Following the launches of Gilead’s sofosbuvir and Janssen/Medivir’s simeprevir, the currently-marketed triple-therapy regimens based on Vertex’s Incivek (telaprevir) and Merck & Co’s Victrelis (boceprevir), and dual-therapy HCV regimens, will lose market share to these new arrivals, says the study.

When asked about treatment practices in the next six months, physicians surveyed for the study reported that they plan to treat 17% of their genotype 1 and 21% of their actively-treated genotype 2/3 HCV patients with a sofosbuvir- and/or simeprevir-containing regimen.

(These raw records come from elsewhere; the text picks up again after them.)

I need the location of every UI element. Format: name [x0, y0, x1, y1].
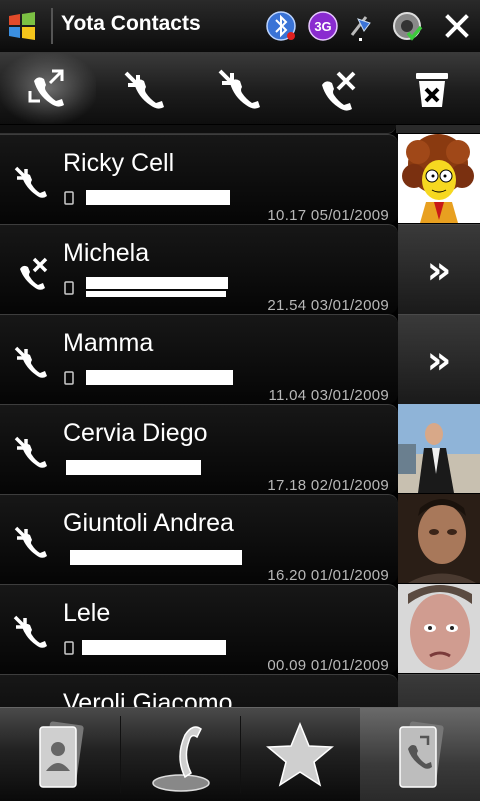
tab-contacts[interactable]	[0, 708, 120, 801]
call-log-row[interactable]: Cervia Diego 17.18 02/01/2009	[0, 404, 480, 494]
bluetooth-icon[interactable]	[264, 9, 298, 43]
call-timestamp: 17.18 02/01/2009	[267, 477, 389, 494]
filter-toolbar	[0, 53, 480, 124]
phone-number-redacted	[70, 550, 242, 565]
phone-number-redacted	[86, 190, 230, 205]
call-timestamp: 11.04 03/01/2009	[268, 387, 389, 404]
outgoing-call-icon	[218, 69, 260, 109]
contact-name: Giuntoli Andrea	[63, 509, 234, 537]
incoming-calls-button[interactable]	[96, 53, 192, 124]
app-title: Yota Contacts	[61, 12, 201, 35]
call-timestamp: 16.20 01/01/2009	[267, 567, 389, 584]
call-log-entry[interactable]: Giuntoli Andrea 16.20 01/01/2009	[0, 494, 398, 584]
contact-photo[interactable]	[398, 404, 480, 493]
contacts-card-icon	[39, 720, 84, 788]
call-log-entry[interactable]: Mamma 11.04 03/01/2009	[0, 314, 398, 404]
contact-name: Michela	[63, 239, 150, 267]
contact-name: Mamma	[63, 329, 154, 357]
phone-number-redacted	[86, 370, 233, 385]
call-log-row[interactable]: Ricky Cell 10.17 05/01/2009	[0, 134, 480, 224]
delete-button[interactable]	[384, 53, 480, 124]
call-log-entry[interactable]: Ricky Cell 10.17 05/01/2009	[0, 134, 398, 224]
windows-start-icon[interactable]	[6, 10, 38, 42]
details-button[interactable]: »	[398, 314, 480, 404]
signal-icon[interactable]	[344, 9, 378, 43]
call-timestamp: 00.09 01/01/2009	[267, 657, 389, 674]
tab-favorites[interactable]	[240, 708, 360, 801]
call-log-list[interactable]: Ricky Cell 10.17 05/01/2009 Michela 21.5…	[0, 125, 480, 707]
status-separator	[51, 8, 53, 44]
missed-call-icon	[20, 257, 48, 290]
contact-photo[interactable]	[398, 584, 480, 673]
outgoing-calls-button[interactable]	[192, 53, 288, 124]
sync-ok-icon[interactable]	[390, 9, 424, 43]
phone-handset-icon	[152, 725, 210, 792]
all-calls-button[interactable]	[0, 53, 96, 124]
call-log-entry[interactable]: Michela 21.54 03/01/2009	[0, 224, 398, 314]
tab-phone[interactable]	[120, 708, 240, 801]
mobile-phone-icon	[64, 371, 74, 385]
previous-row-side-edge	[396, 125, 480, 133]
phone-number-redacted	[66, 460, 201, 475]
call-log-row[interactable]: Lele 00.09 01/01/2009	[0, 584, 480, 674]
call-history-icon	[399, 720, 444, 788]
call-log-row[interactable]: Veroli Giacomo	[0, 674, 480, 707]
contact-name: Cervia Diego	[63, 419, 208, 447]
call-log-row[interactable]: Michela 21.54 03/01/2009 »	[0, 224, 480, 314]
network-badge-text: 3G	[314, 19, 331, 34]
contact-photo[interactable]	[398, 134, 480, 223]
phone-number-redacted	[86, 277, 228, 289]
incoming-call-icon	[14, 166, 47, 198]
contact-photo[interactable]	[398, 494, 480, 583]
contact-name: Veroli Giacomo	[63, 689, 233, 707]
missed-call-icon	[322, 71, 356, 111]
close-icon[interactable]	[440, 9, 474, 43]
contact-name: Ricky Cell	[63, 149, 175, 177]
incoming-call-icon	[124, 71, 164, 109]
missed-calls-button[interactable]	[288, 53, 384, 124]
incoming-call-icon	[14, 526, 47, 558]
star-icon	[266, 721, 334, 787]
chevron-right-icon: »	[426, 247, 452, 292]
mobile-phone-icon	[64, 281, 74, 295]
contact-name: Lele	[63, 599, 111, 627]
all-calls-icon	[28, 69, 64, 107]
incoming-call-icon	[14, 346, 47, 378]
call-log-row[interactable]: Mamma 11.04 03/01/2009 »	[0, 314, 480, 404]
call-log-row[interactable]: Giuntoli Andrea 16.20 01/01/2009	[0, 494, 480, 584]
trash-icon	[416, 72, 448, 107]
details-button[interactable]	[398, 674, 480, 707]
call-log-entry[interactable]: Cervia Diego 17.18 02/01/2009	[0, 404, 398, 494]
phone-number-redacted	[86, 291, 226, 297]
call-timestamp: 10.17 05/01/2009	[267, 207, 389, 224]
call-log-entry[interactable]: Lele 00.09 01/01/2009	[0, 584, 398, 674]
details-button[interactable]: »	[398, 224, 480, 314]
outgoing-call-icon	[13, 615, 47, 648]
mobile-phone-icon	[64, 191, 74, 205]
status-bar: Yota Contacts 3G	[0, 0, 480, 53]
3g-icon[interactable]: 3G	[306, 9, 340, 43]
incoming-call-icon	[14, 436, 47, 468]
mobile-phone-icon	[64, 641, 74, 655]
bottom-tab-bar	[0, 707, 480, 801]
chevron-right-icon: »	[426, 337, 452, 382]
phone-number-redacted	[82, 640, 226, 655]
call-timestamp: 21.54 03/01/2009	[267, 297, 389, 314]
previous-row-edge	[0, 125, 396, 134]
call-log-entry[interactable]: Veroli Giacomo	[0, 674, 398, 707]
tab-call-history[interactable]	[360, 708, 480, 801]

The study also finds that the majority of surveyed US physicians report, unaided, that they are currently “warehousing” HCV patients in anticipation of new therapies, with nearly 30% of this warehousing specifically attributed to waiting for access to sofosbuvir/polymerase inhibitors.

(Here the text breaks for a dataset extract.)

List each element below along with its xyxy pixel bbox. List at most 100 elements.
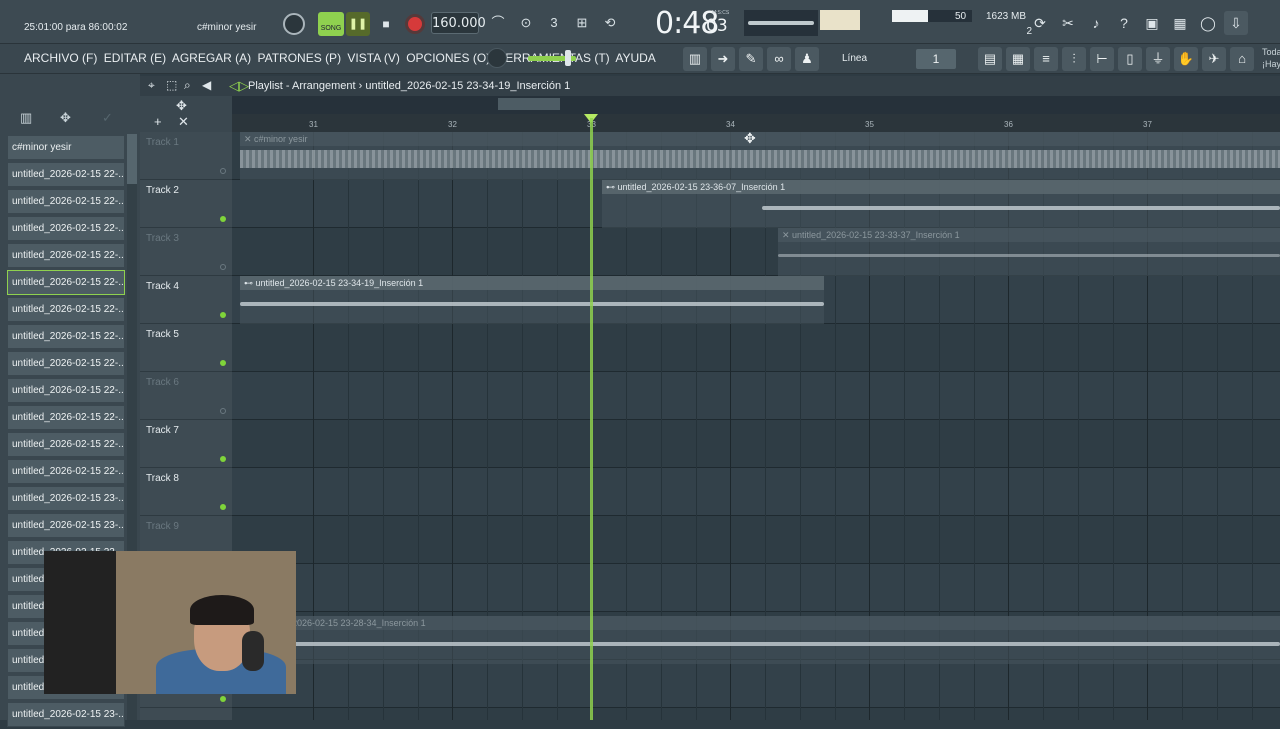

While most surveyed physicians said that they are warehousing treatment-naive and treatment-experienced patients as they wait for the approval of simeprevir, sofosbuvir and/or other interferon-free therapy options, only 12% of surveyed physicians indicated that they are satisfied with currently-approved therapies, it adds.

“In anticipation of availability of new directly-acting antivirals, the shift in the HCV treatment paradigm is already apparent,” said BioTrends Research Group analyst Sandra Renz.

“With the imminent approval of simeprevir and sofosbuvir – agents offering potentially shorter treatment duration, possible interferon-free regimens, improved safety and tolerability profiles and higher cure rates – physicians are eagerly awaiting these new regimens and holding off on prescribing treatment until they are part of the arsenal,” she added.

The study also finds that at least one-third of surveyed physicians have received a patient request for one of the currently-available HCV brands in the past month. Further, a subset of surveyed doctors has already received patient requests for sofosbuvir and simeprevir, suggesting that awareness of these products exists among patients even ahead of their anticipated US launch later this year, it adds.